Skip to content
SP StackPractices
intermediate By StackPractices

Prometheus API Monitoring

Monitor API performance and health with Prometheus metrics, custom collectors, and alerting rules.

Note: This guide follows English-language naming conventions and terminology standards common in international development teams. Examples use English identifiers and comments to maximize compatibility across codebases and tooling.

Overview

Prometheus is the de facto standard for metrics collection in cloud-native environments. By instrumenting your API with custom counters, histograms, and gauges, you gain real-time visibility into request latency, error rates, throughput, and business-level metrics.

When to Use

Use this resource when:

  • Setting up monitoring for REST or gRPC APIs
  • Defining SLOs and SLIs for microservices
  • Creating Grafana dashboards for API health
  • Alerting on p99 latency or error rate spikes

Solution

Prometheus Client Instrumentation (Node.js)

const client = require('prom-client');

// Counter: total requests
const httpRequestsTotal = new client.Counter({
  name: 'http_requests_total',
  help: 'Total number of HTTP requests',
  labelNames: ['method', 'route', 'status_code']
});

// Histogram: request duration
const httpRequestDuration = new client.Histogram({
  name: 'http_request_duration_seconds',
  help: 'Duration of HTTP requests in seconds',
  labelNames: ['method', 'route'],
  buckets: [0.01, 0.05, 0.1, 0.5, 1, 2, 5]
});

// Gauge: active connections
const activeConnections = new client.Gauge({
  name: 'http_active_connections',
  help: 'Number of active HTTP connections'
});

// Middleware
app.use((req, res, next) => {
  activeConnections.inc();
  const end = httpRequestDuration.startTimer();

  res.on('finish', () => {
    end({ method: req.method, route: req.route?.path || 'unknown' });
    httpRequestsTotal.inc({
      method: req.method,
      route: req.route?.path || 'unknown',
      status_code: res.statusCode
    });
    activeConnections.dec();
  });

  next();
});

Alerting Rules

# prometheus-alerts.yml
groups:
  - name: api_alerts
    rules:
      - alert: HighErrorRate
        expr: rate(http_requests_total{status_code=~"5.."}[5m]) > 0.05
        for: 2m
        labels:
          severity: critical
        annotations:
          summary: "High error rate detected"

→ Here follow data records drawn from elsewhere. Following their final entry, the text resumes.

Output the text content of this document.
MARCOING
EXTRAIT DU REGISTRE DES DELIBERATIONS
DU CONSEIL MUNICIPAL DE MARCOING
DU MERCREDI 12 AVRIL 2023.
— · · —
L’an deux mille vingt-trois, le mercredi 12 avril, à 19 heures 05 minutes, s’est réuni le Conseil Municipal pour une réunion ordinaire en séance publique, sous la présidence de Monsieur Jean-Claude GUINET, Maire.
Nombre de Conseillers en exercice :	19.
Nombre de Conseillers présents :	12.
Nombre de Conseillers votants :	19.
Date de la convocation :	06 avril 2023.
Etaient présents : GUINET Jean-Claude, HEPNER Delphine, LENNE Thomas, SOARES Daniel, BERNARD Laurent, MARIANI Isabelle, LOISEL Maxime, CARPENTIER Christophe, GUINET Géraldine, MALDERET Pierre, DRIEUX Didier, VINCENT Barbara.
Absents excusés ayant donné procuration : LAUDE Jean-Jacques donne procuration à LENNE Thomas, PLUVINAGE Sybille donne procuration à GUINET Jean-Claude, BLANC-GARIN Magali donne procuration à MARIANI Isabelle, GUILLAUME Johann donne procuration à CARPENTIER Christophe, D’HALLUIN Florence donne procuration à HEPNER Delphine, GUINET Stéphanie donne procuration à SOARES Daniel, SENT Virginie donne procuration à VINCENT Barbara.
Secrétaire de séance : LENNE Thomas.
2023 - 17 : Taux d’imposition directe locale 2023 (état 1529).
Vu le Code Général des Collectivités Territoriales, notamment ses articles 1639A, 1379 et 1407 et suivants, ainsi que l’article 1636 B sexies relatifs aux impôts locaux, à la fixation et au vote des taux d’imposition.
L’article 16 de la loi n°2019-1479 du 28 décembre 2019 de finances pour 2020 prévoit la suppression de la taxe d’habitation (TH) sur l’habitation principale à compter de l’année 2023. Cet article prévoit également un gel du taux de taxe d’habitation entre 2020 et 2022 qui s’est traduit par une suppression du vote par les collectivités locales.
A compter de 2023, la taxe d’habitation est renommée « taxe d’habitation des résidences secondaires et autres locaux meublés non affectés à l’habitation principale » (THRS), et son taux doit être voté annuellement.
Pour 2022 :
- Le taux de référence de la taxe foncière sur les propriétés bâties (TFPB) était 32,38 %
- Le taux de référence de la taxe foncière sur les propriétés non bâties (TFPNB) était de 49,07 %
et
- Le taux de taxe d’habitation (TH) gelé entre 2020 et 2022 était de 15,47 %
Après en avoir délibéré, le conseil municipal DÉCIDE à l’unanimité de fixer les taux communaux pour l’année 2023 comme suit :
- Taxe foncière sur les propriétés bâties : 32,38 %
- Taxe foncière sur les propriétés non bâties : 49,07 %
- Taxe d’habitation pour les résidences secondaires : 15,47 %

      - alert: HighLatency
        expr: histogram_quantile(0.99, rate(http_request_duration_seconds_bucket[5m])) > 1
        for: 5m
        labels:
          severity: warning

Explanation

Prometheus follows a pull model:

  1. Instrumentation: Your application exposes a /metrics endpoint
  2. Scraping: Prometheus server polls this endpoint periodically (default 15s)
  3. Storage: Time-series data is stored locally with compression
  4. Querying: PromQL queries aggregate metrics in real time
  5. Alerting: Alertmanager routes alerts to Slack, PagerDuty, email

Metric types:

  • Counter: Monotonically increasing (requests, errors)
  • Histogram: Bucketed observations + sum + count (latency)
  • Gauge: Can go up or down (connections, queue depth)
  • Summary: Pre-calculated quantiles (use histograms instead when possible)

Variants

LanguageLibraryNotes
Node.jsprom-clientMost popular; built-in registry
Goprometheus/client_golangOfficial; best performance
Pythonprometheus_clientFlask/Django middleware available
JavaMicrometerSpring Boot integration
RustprometheusAsync-compatible

Best Practices

  • Use labels sparingly: High cardinality (unique label combinations) degrades performance
  • Prefer histograms over summaries: Histograms allow aggregation across instances
  • Instrument business metrics: Not just technical metrics (signups, revenue per endpoint)
  • Set retention wisely: Default 15 days; increase for long-term trends
  • Run Prometheus in HA mode: Use Thanos or Cortex for multi-cluster aggregation

Common Mistakes

  1. High cardinality labels: User IDs or session IDs as labels crash Prometheus
  2. Missing unit suffixes: Use _seconds, _bytes, _total as per naming conventions
  3. Not instrumenting failures: Only tracking success masks outage detection
  4. Too many buckets: 100+ histogram buckets waste storage and CPU
  5. Ignoring scrape errors: /metrics endpoint errors mean blind spots

Frequently Asked Questions

Q: How much memory does Prometheus need? A: ~1-3KB per time series. A typical API with 100 endpoints and 5 labels needs 2-4GB RAM.

Q: Can Prometheus handle log data? A: No. Use Loki for logs, Jaeger for traces, and Prometheus for metrics. The Grafana stack unifies them.

Q: What is the difference between histogram and summary? A: Histograms bucket data and allow aggregation. Summaries pre-compute quantiles but cannot be aggregated across instances.